Artofthemix: The stuff from Acorn was sounding really good, I got to say.

 

Adam: Well I did my own mastering on this because there were so many songs it would have cost too much. I tried to equal the quality of the last record, which is sort of modern and has a lot of like sound qualities that we couldn’t achieve back in the day. So I just tried to make it even and actually some of the older tracks started to really come alive you know, some of the songs from Acorn especially.

 

We definitely didn’t go for radio ready Bob Broderick mastering job, we just wanted to even it out. It’s kind of a cool record. Just to see the different years all the way to 2008 and hear it all together. It’s just weird because for like 10 years, or at least 8 years, I didn’t think about the band at all. And now it’s like it’s been the year of Mommyheads. It’s insane!

 

Artofthemix: I remember when Acorn started making the circles among my buddies. It was like this cult thing like, “hey do you know The Mommyheads? They are amazing!” So it’s really exciting to see this come out. What I am curious to see is if you will pickup new fans?

 

Adam: It’s a crap shoot, there’s a lot of stuff happening. We are in a commercial right now.

 

Artofthemix: Really! [And here it is]

 

Artofthemix: So the Matador 21 birthday party show just happened. All these bands from the 90s. And you guys are back. Is there something in the water, what’s going on?

 

Adam: Well 10 years is a good break for people to have.

 

Artofthemix: I hear Babe The Blue Ox is back together.

 

Adam: Oh totally we played some shows with them, they are awesome. They are still better than ever. All these bands are better than ever in my opinion you know.

 

I got two opinions about that, one is back in the day you had to play in tour and you had to be really good and so when those bands get together, if they just play their catalog, it’s fun, it’s like a good show. Now bands spend too much time on Twitter or their iPhone, they spend too much time making videos, too much time doing content and they don’t just woodshed. You know so it’s kind of like a weird syrupy pleasure to see these bands get back together that woodsheded and toured for 10 years in the 90’s and had no distraction. Because you are just like “wow their material, it’s different.

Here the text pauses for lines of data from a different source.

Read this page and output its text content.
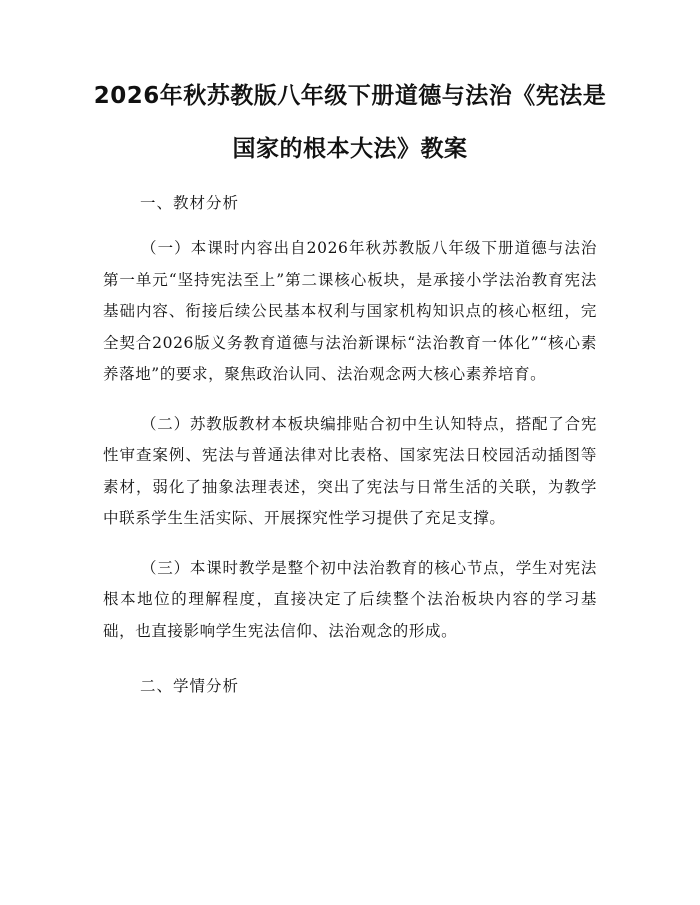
2026年秋苏教版八年级下册道德与法治《宪法是国家的根本大法》教案
一、教材分析

（一）本课时内容出自2026年秋苏教版八年级下册道德与法治第一单元“坚持宪法至上”第二课核心板块，是承接小学法治教育宪法基础内容、衔接后续公民基本权利与国家机构知识点的核心枢纽，完全契合2026版义务教育道德与法治新课标“法治教育一体化”“核心素养落地”的要求，聚焦政治认同、法治观念两大核心素养培育。

（二）苏教版教材本板块编排贴合初中生认知特点，搭配了合宪性审查案例、宪法与普通法律对比表格、国家宪法日校园活动插图等素材，弱化了抽象法理表述，突出了宪法与日常生活的关联，为教学中联系学生生活实际、开展探究性学习提供了充足支撑。

（三）本课时教学是整个初中法治教育的核心节点，学生对宪法根本地位的理解程度，直接决定了后续整个法治板块内容的学习基础，也直接影响学生宪法信仰、法治观念的形成。

二、学情分析
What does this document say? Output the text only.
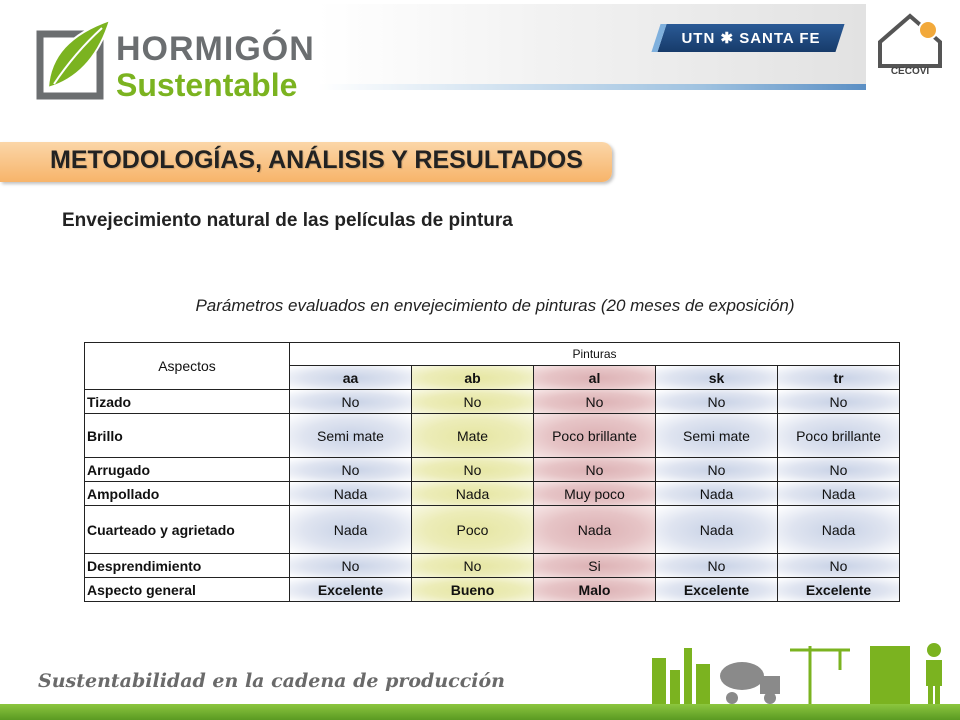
HORMIGÓN
Sustentable
UTN ✱ SANTA FE
CECOVI
METODOLOGÍAS, ANÁLISIS Y RESULTADOS
Envejecimiento natural de las películas de pintura
Parámetros evaluados en envejecimiento de pinturas (20 meses de exposición)
Aspectos	Pinturas				
	aa	ab	al	sk	tr
Tizado	No	No	No	No	No
Brillo	Semi mate	Mate	Poco brillante	Semi mate	Poco brillante
Arrugado	No	No	No	No	No
Ampollado	Nada	Nada	Muy poco	Nada	Nada
Cuarteado y agrietado	Nada	Poco	Nada	Nada	Nada
Desprendimiento	No	No	Si	No	No
Aspecto general	Excelente	Bueno	Malo	Excelente	Excelente
Sustentabilidad en la cadena de producción
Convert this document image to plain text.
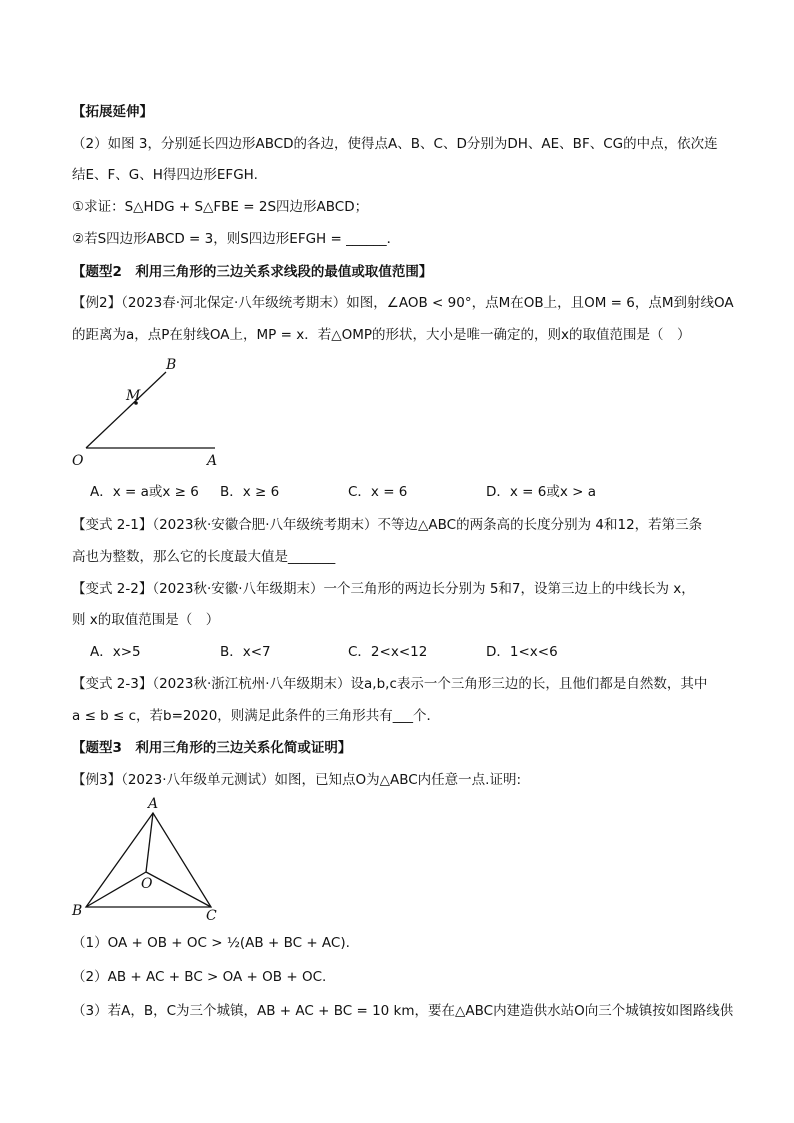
【拓展延伸】
（2）如图 3，分别延长四边形ABCD的各边，使得点A、B、C、D分别为DH、AE、BF、CG的中点，依次连
结E、F、G、H得四边形EFGH.
①求证：S△HDG + S△FBE = 2S四边形ABCD；
②若S四边形ABCD = 3，则S四边形EFGH = ______．
【题型2　利用三角形的三边关系求线段的最值或取值范围】
【例2】（2023春·河北保定·八年级统考期末）如图，∠AOB < 90°，点M在OB上，且OM = 6，点M到射线OA
的距离为a，点P在射线OA上，MP = x．若△OMP的形状，大小是唯一确定的，则x的取值范围是（　）
B
M
O	A
A．x = a或x ≥ 6 B．x ≥ 6	C．x = 6	D．x = 6或x > a
【变式 2-1】（2023秋·安徽合肥·八年级统考期末）不等边△ABC的两条高的长度分别为 4和12，若第三条
高也为整数，那么它的长度最大值是_______
【变式 2-2】（2023秋·安徽·八年级期末）一个三角形的两边长分别为 5和7，设第三边上的中线长为 x，
则 x的取值范围是（　）
A．x>5	B．x<7	C．2<x<12	D．1<x<6
【变式 2-3】（2023秋·浙江杭州·八年级期末）设a,b,c表示一个三角形三边的长，且他们都是自然数，其中
a ≤ b ≤ c，若b=2020，则满足此条件的三角形共有___个．
【题型3　利用三角形的三边关系化简或证明】
【例3】（2023·八年级单元测试）如图，已知点O为△ABC内任意一点.证明:
A
O
B	C
（1）OA + OB + OC > ½(AB + BC + AC).
（2）AB + AC + BC > OA + OB + OC.
（3）若A，B，C为三个城镇，AB + AC + BC = 10 km，要在△ABC内建造供水站O向三个城镇按如图路线供
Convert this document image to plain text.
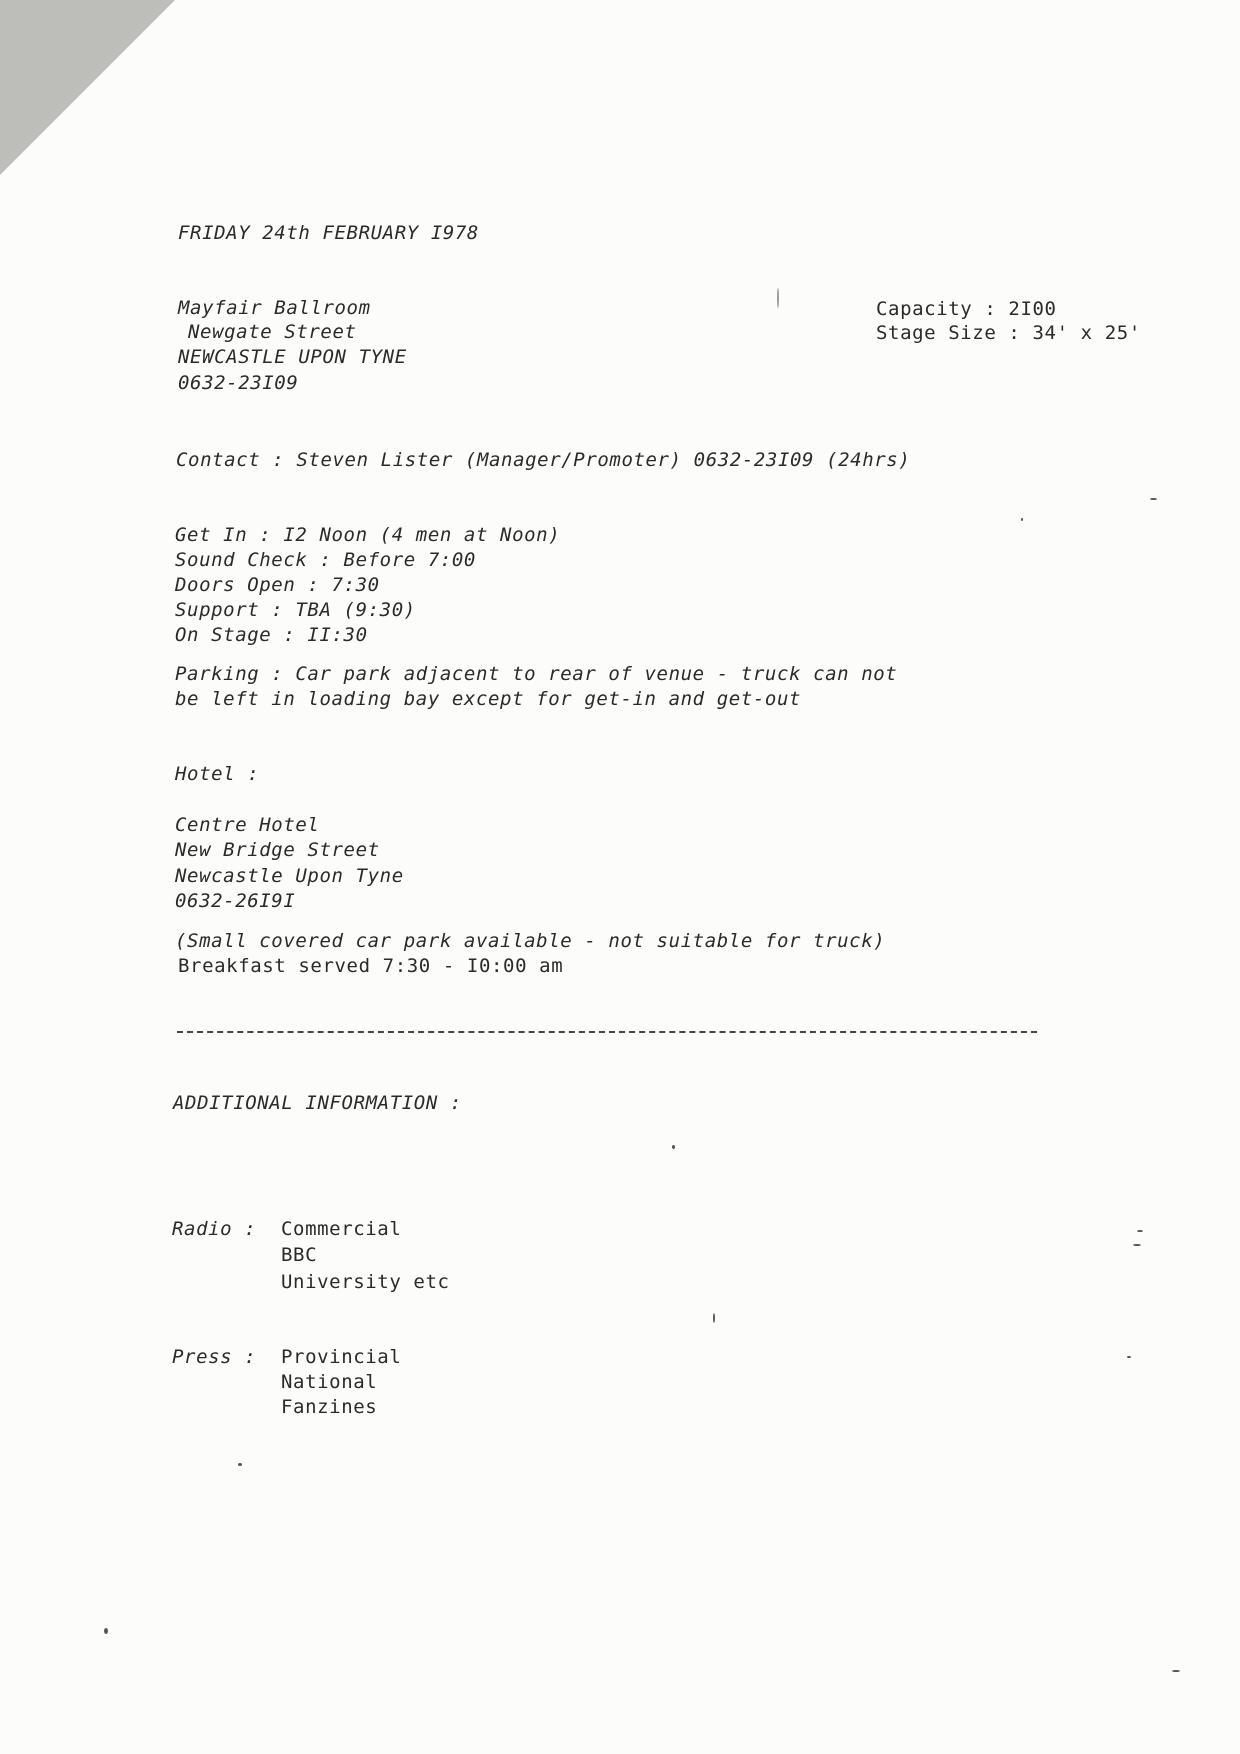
FRIDAY 24th FEBRUARY I978
Mayfair Ballroom
Newgate Street
NEWCASTLE UPON TYNE
0632-23I09
Capacity : 2I00
Stage Size : 34' x 25'
Contact : Steven Lister (Manager/Promoter) 0632-23I09 (24hrs)
Get In : I2 Noon (4 men at Noon)
Sound Check : Before 7:00
Doors Open : 7:30
Support : TBA (9:30)
On Stage : II:30
Parking : Car park adjacent to rear of venue - truck can not
be left in loading bay except for get-in and get-out
Hotel :
Centre Hotel
New Bridge Street
Newcastle Upon Tyne
0632-26I9I
(Small covered car park available - not suitable for truck)
Breakfast served 7:30 - I0:00 am
ADDITIONAL INFORMATION :
Radio : Commercial
BBC
University etc
Press : Provincial
National
Fanzines
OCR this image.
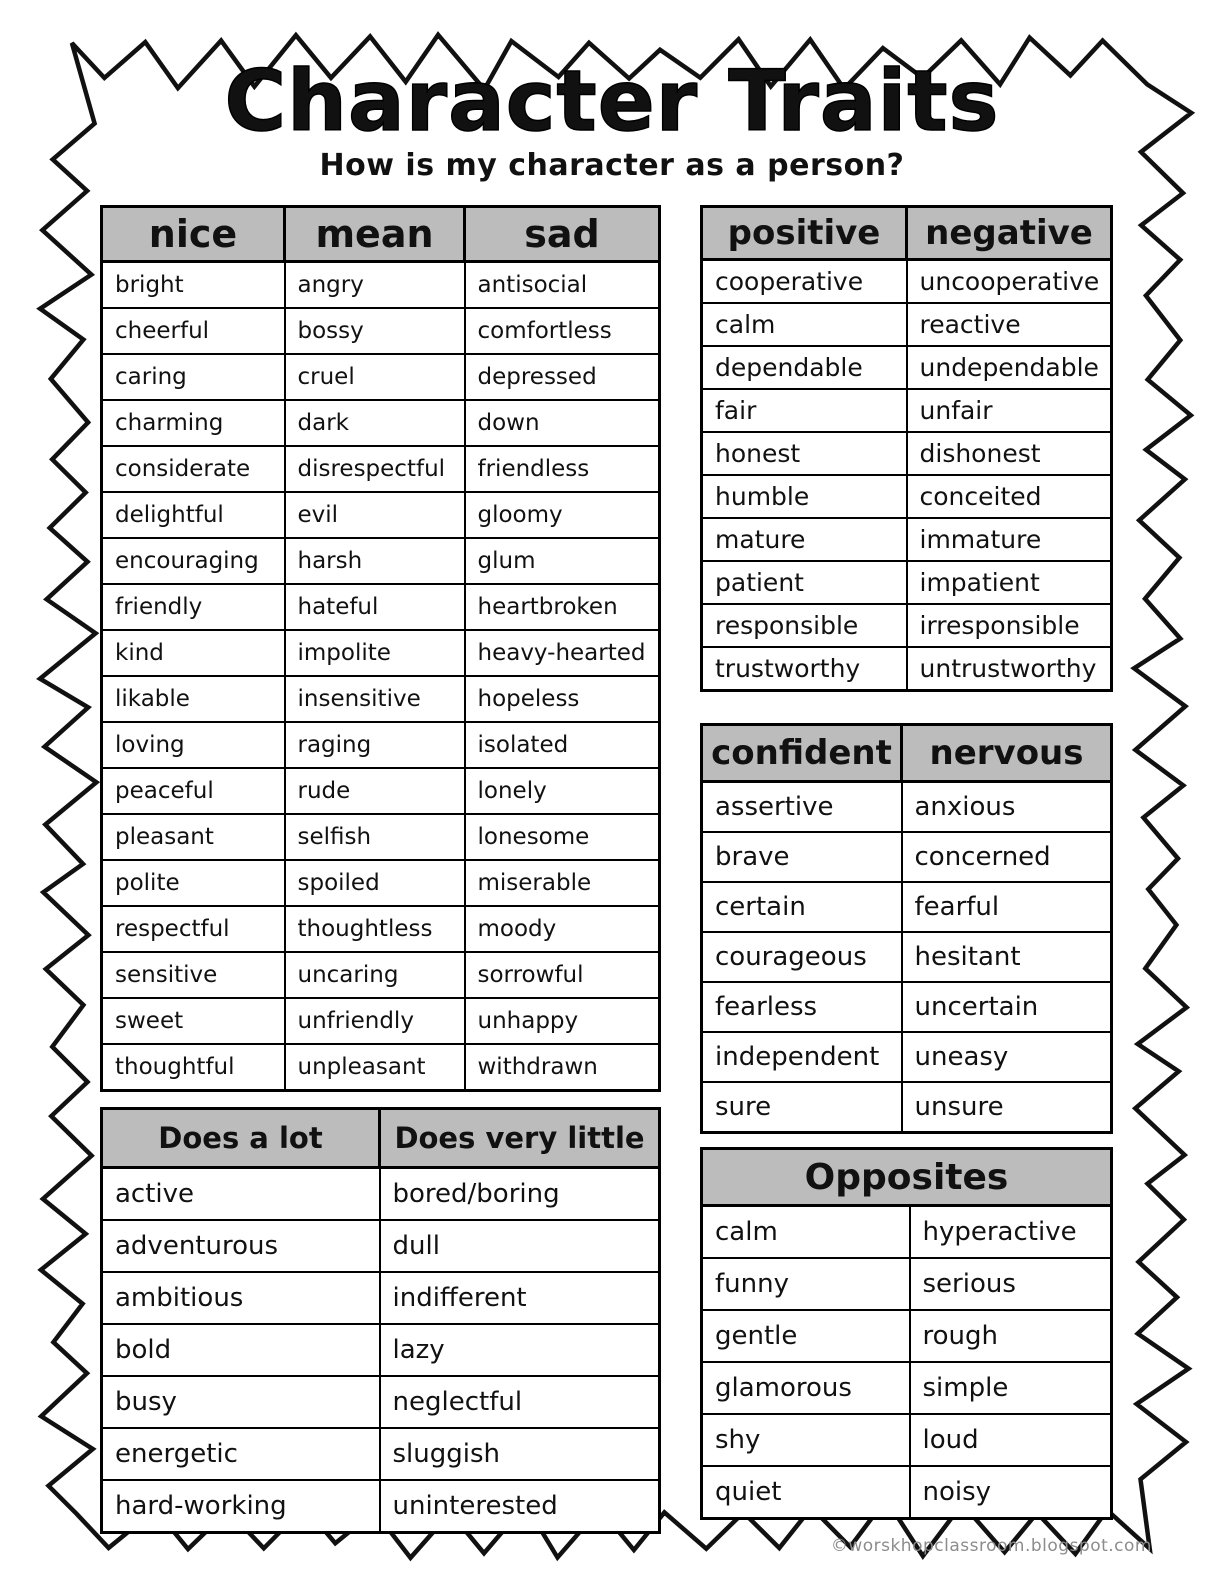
Character Traits
How is my character as a person?
nice	mean	sad
bright	angry	antisocial
cheerful	bossy	comfortless
caring	cruel	depressed
charming	dark	down
considerate	disrespectful	friendless
delightful	evil	gloomy
encouraging	harsh	glum
friendly	hateful	heartbroken
kind	impolite	heavy-hearted
likable	insensitive	hopeless
loving	raging	isolated
peaceful	rude	lonely
pleasant	selfish	lonesome
polite	spoiled	miserable
respectful	thoughtless	moody
sensitive	uncaring	sorrowful
sweet	unfriendly	unhappy
thoughtful	unpleasant	withdrawn
Does a lot	Does very little
active	bored/boring
adventurous	dull
ambitious	indifferent
bold	lazy
busy	neglectful
energetic	sluggish
hard-working	uninterested
positive	negative
cooperative	uncooperative
calm	reactive
dependable	undependable
fair	unfair
honest	dishonest
humble	conceited
mature	immature
patient	impatient
responsible	irresponsible
trustworthy	untrustworthy
confident	nervous
assertive	anxious
brave	concerned
certain	fearful
courageous	hesitant
fearless	uncertain
independent	uneasy
sure	unsure
Opposites	
calm	hyperactive
funny	serious
gentle	rough
glamorous	simple
shy	loud
quiet	noisy
©worskhopclassroom.blogspot.com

There’s something about it.” It’s about playing together and it’s not about being cool or being hip or you know, it’s a different vibe those bands have from the 90’s you know.

 

And they have catalogue, you don’t get bored during the set if a band put out 10 records and they took a break for 8 years, you know there’s going to be 45 minutes set of almost complete sound and music you know – no clunkers.

 

Artofthemix: So if we get nostalgic can we go back, can you talk a little bit about when you guys recorded Acorn and sort of what was the context, where did Acorn com out of?

 

Adam: Well New York was full like a hotbed of same music, I mean there was, the downtown scene, it’s like the weirder your work was, the cooler it was. The Knitting Factory was a little place that was turning out crazy music you know, people screeching on horns, trying to be Ornette Colman but they were white! I mean it was like and New York was a different place, it was edgy and tough, there were no Whole Foods in the lower east side.It was just very eclectic, the bills were nuts you know, there was no theme nights, it was pretty insane. And Acorn just came out of sort of like that John Cage meets Pop you know. We wanted to make our own instruments like the original drummer Yon passed away was playing hub caps! There was a shock value.